OK, you know that I disagree with you and here's why...
To say that a dog who bites should automatically be considered violent totally dismisses the fact that they are thinking, feeling creatures. Do you honestly believe that ANY animal should be expected to live with abuse and continue to take it, never showing any signs of damage?
What about a dog who ends up in the system after being chained, neglected and abused, should they be expected to lay down and accept it, trust the next human....be put to death after what they've endured. The whole concept sickens me.
There are dogs that can not be rehabilitated, a very small percentage of the ones killed in shelters or euthanized by their owners decision fit into that category. It absolutely DOES happen and sometimes there is nothing anyone can or should do. But....to say that all dogs who bite should be put to death is not only absolutely ludicrous but shows a lack of understanding for canines entirely.

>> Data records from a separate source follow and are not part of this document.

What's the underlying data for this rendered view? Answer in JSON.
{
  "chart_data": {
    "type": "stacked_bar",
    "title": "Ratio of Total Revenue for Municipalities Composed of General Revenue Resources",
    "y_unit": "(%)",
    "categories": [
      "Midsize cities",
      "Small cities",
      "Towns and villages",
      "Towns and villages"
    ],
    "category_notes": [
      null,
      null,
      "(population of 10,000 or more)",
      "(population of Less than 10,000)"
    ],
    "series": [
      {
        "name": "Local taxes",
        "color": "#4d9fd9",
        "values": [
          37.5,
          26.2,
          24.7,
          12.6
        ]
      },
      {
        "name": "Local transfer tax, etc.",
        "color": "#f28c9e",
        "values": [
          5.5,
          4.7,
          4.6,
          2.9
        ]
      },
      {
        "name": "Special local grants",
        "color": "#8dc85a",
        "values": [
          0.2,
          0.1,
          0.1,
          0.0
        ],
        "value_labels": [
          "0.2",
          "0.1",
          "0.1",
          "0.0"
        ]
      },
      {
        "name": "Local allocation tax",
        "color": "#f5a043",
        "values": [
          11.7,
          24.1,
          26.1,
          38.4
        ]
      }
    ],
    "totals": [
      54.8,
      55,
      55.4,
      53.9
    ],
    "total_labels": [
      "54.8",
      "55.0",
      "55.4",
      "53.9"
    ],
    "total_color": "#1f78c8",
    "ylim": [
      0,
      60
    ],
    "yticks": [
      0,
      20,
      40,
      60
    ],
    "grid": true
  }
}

I've had and worked with the 'saints' of the canine world that you've described as the ones who, even when tortured, refuse to bite. I've also had and worked with the ones who you think don't deserve life because they were unable or unwilling to tolerate all of the horrid things that humans have expected them to endure without defending themselves or showing emotional/psychological damage. I've seen the latter do a complete 360 with proper rehab. In your book, they'd have deserved nothing but death.
I'm not suggesting that a level 5 biter can or even should be given that extra chance but do you know how few dogs fit into that category?
Over 95% of all bites fit into the level 1 (air snap - no contact) and level 2 - (contact - no broken skin) bracket. An extremely small number are level 3, broken skin, no medical intervention required. I do MOST of the bite cases in my area and I can count on one hand the number of level 4's I've worked with (always by OWNER REQUEST), in the past 2 years.
casablanca1 quote As to why the soft spot for biting dogs? I think a lot of people, particularly women, get off on 'saving' violent animals. It manages to be both nurturing (rescue a dog) and heroic (rescue a dog nobody in their right mind would rescue) and my theory is that it plays into a weakness women have for being martyrs
As for this last statement - how insulting to any of us in this end of the industry. When you confuse kindness for weekness you show a total lack of compassion, tolerance and understanding that you, with such conviction, expect dogs to possess.
Some of us could take a lesson from those canine 'saints'.